Compressing Neural Networks with Interpolative Decompositions
Megan Renz (Cornell University)
Pruning and compression are frequently used to improve the efficiency of neural networks. Typical prior works use excessive fine-tuning after pruning, which results in models that do not behave substantially similarly to the original network, and conflate the improvement due to the pruning method and improvement due to hyperparameter choice during fine-tuning. Our goal is to compress deep networks into smaller models with the same computational structure that produce the same per example output as the original model. This goes beyond simple classification accuracy. We introduce a principled approach to model compression that leverages structured low-rank matrix approximations known as interpolative decompositions to accomplish this task.

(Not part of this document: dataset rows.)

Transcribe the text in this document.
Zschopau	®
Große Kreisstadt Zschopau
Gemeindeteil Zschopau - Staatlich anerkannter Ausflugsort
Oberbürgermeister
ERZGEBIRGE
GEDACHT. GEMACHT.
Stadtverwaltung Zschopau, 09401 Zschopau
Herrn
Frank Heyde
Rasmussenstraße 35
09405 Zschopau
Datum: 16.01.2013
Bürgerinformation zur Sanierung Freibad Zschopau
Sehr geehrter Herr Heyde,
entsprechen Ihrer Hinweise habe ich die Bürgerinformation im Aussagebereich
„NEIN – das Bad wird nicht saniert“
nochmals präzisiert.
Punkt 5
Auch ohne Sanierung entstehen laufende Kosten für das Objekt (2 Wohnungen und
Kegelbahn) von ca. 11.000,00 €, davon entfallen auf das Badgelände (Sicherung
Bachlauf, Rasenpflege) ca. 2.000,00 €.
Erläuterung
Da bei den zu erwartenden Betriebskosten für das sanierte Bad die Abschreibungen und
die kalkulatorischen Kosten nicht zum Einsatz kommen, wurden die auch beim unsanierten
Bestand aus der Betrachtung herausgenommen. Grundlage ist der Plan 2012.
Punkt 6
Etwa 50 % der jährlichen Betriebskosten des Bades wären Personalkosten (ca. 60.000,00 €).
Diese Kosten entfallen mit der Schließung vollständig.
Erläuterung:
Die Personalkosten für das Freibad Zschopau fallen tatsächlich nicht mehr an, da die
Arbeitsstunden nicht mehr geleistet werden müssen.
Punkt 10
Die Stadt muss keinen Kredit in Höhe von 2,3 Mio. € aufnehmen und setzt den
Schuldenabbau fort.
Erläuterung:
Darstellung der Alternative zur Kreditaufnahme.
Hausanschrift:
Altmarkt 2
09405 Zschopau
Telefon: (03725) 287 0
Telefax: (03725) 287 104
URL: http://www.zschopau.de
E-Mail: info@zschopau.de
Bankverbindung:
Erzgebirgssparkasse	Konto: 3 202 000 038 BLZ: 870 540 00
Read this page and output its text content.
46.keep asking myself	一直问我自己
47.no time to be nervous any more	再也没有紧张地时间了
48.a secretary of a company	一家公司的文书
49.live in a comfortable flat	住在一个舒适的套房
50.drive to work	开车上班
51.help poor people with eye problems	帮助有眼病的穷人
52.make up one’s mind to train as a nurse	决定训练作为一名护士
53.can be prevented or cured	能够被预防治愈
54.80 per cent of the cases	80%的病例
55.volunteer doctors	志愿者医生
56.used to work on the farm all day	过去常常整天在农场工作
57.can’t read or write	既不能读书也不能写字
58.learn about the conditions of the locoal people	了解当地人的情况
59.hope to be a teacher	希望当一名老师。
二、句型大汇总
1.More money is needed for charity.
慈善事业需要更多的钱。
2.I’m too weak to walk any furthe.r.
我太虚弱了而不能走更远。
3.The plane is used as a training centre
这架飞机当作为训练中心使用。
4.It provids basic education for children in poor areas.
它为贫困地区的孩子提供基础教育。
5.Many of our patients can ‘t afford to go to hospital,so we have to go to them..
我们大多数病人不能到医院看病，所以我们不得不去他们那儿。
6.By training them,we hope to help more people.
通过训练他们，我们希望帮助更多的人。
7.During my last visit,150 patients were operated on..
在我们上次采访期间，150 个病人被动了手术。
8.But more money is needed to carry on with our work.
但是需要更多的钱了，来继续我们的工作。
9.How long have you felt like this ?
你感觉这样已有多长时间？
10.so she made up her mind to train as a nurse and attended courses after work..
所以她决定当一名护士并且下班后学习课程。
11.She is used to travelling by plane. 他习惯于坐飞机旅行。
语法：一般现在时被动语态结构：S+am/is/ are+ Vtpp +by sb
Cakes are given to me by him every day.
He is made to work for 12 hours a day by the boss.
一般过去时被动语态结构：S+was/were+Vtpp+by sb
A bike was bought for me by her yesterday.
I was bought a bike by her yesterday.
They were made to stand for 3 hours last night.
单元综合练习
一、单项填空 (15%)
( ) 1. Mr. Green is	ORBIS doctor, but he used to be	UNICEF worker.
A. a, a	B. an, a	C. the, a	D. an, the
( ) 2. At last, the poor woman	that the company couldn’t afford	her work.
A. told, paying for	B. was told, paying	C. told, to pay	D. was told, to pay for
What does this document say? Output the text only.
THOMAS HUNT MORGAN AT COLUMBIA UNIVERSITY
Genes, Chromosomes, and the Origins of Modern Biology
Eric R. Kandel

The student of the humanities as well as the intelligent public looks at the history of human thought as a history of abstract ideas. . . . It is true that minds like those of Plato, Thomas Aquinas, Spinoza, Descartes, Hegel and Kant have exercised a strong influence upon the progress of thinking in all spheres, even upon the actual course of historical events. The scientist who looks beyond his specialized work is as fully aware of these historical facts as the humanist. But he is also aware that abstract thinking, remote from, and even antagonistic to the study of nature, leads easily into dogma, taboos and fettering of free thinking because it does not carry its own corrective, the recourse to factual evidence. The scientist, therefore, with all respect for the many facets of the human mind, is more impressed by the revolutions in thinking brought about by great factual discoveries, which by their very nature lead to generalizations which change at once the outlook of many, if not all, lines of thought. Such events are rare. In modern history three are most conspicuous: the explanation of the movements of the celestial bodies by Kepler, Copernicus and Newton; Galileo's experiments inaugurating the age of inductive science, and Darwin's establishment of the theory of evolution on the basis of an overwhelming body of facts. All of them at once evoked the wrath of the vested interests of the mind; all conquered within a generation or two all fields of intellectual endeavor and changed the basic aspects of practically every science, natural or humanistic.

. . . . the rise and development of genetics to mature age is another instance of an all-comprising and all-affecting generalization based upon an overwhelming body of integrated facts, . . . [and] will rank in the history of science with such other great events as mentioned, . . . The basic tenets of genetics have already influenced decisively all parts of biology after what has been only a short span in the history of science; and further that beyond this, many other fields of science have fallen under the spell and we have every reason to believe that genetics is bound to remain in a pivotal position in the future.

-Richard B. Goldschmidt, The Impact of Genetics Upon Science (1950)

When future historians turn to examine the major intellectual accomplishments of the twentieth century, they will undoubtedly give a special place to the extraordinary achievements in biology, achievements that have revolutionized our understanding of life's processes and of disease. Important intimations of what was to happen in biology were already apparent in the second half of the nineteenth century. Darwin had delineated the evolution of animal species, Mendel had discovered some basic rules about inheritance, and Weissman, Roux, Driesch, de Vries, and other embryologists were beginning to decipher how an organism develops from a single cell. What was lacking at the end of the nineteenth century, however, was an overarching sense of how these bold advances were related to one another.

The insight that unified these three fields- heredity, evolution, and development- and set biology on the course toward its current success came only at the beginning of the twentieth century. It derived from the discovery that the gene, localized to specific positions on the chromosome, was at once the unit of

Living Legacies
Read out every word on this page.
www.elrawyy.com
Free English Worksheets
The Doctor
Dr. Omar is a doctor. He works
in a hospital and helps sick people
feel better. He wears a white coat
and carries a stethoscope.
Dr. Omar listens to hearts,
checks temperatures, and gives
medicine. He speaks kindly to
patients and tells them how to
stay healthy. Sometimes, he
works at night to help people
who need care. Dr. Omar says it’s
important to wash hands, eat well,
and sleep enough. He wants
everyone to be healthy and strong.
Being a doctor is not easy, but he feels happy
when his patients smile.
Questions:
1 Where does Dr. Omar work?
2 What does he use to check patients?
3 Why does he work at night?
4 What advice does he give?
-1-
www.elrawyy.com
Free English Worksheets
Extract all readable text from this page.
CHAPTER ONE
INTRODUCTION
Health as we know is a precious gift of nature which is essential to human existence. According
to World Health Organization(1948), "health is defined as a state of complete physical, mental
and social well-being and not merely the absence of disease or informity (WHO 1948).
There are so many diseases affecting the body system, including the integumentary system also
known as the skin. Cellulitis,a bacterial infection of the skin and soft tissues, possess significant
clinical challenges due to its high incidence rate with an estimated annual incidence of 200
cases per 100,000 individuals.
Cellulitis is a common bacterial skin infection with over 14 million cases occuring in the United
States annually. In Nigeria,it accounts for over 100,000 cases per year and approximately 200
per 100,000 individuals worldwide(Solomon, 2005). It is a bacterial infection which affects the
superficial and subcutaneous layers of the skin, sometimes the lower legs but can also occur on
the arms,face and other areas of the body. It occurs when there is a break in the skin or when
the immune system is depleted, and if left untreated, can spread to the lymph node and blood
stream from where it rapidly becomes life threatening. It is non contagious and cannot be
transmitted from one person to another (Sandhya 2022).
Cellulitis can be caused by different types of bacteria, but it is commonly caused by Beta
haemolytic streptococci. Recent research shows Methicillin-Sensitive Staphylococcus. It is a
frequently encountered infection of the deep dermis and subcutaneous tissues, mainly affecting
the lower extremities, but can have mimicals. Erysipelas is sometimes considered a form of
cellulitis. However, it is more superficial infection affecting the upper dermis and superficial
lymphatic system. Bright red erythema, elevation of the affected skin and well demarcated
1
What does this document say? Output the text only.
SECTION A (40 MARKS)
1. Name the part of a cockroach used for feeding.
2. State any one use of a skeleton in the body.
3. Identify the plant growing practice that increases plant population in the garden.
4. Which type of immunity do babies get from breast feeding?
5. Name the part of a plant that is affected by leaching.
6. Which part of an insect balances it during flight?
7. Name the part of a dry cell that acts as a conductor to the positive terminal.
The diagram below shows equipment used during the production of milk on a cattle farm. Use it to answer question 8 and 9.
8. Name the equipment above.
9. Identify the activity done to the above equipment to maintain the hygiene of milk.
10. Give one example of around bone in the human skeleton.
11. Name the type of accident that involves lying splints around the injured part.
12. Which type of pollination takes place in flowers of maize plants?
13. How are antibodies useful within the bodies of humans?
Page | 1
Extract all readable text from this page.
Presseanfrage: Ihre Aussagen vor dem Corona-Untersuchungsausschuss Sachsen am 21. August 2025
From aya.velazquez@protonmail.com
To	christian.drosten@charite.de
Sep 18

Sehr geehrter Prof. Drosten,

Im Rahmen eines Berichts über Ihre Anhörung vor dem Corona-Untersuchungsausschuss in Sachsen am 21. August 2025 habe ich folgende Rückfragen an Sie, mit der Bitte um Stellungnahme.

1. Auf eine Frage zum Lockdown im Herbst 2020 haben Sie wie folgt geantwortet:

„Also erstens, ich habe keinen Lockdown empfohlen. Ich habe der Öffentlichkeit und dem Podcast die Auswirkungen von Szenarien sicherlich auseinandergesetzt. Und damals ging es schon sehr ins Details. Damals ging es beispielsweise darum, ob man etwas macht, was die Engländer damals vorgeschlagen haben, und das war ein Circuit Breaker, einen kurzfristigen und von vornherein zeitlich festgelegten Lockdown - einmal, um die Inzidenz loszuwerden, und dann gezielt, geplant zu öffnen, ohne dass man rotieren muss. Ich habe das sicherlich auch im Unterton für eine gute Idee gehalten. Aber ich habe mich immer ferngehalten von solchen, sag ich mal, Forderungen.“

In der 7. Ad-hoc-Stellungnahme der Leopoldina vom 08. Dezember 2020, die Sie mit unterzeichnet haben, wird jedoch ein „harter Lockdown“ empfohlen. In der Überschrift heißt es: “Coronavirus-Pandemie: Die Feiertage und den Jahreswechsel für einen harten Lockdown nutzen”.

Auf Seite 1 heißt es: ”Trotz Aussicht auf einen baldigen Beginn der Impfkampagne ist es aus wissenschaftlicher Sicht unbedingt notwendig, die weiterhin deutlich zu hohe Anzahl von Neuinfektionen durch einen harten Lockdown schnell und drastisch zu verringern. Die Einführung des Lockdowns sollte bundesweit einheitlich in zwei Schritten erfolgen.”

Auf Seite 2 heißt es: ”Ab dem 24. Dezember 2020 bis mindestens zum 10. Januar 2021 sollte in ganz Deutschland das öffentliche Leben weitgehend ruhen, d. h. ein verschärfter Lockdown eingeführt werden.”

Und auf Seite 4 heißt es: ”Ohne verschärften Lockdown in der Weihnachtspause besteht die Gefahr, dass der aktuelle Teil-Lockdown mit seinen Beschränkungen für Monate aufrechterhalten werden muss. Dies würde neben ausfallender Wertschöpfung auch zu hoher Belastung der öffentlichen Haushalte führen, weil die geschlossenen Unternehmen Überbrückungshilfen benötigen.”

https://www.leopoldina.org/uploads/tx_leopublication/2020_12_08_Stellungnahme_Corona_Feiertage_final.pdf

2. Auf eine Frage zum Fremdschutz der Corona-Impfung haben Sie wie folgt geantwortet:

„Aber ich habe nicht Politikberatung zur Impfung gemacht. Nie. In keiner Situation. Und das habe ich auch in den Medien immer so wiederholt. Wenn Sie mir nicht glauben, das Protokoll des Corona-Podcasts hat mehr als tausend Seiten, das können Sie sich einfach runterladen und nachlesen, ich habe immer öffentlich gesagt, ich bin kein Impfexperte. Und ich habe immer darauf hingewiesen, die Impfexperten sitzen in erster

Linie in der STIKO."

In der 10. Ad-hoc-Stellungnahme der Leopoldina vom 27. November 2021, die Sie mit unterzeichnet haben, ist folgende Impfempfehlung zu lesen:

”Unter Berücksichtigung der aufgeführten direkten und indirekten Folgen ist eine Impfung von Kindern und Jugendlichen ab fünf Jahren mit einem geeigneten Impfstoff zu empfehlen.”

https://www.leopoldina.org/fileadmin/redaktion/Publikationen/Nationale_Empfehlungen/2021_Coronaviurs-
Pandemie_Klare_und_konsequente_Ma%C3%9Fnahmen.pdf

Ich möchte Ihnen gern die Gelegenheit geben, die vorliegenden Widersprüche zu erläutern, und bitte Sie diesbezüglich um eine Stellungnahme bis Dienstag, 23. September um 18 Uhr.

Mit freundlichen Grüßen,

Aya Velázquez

By explicitly building an approximation to the activation output of each layer, we simultaneously select and prune channels (analogously, neurons) and construct an interpolation matrix that propagates a correction into the next layer. Consequently, our method achieves good performance even without fine tuning and admits theoretical analysis. In contrast to many existing methods, our approach is able to automatically determine per-layer sizes for the compressed model based on a single user defined input parameter. We demonstrate the efficacy of our approach by showing strong empirical performance on a variety of tasks, models, and datasets—including one and two hidden layer networks on Fashion MNIST, 3D-CNNs on ATOM3D, VGG and MobileNets on CIFAR-10and ImageNet.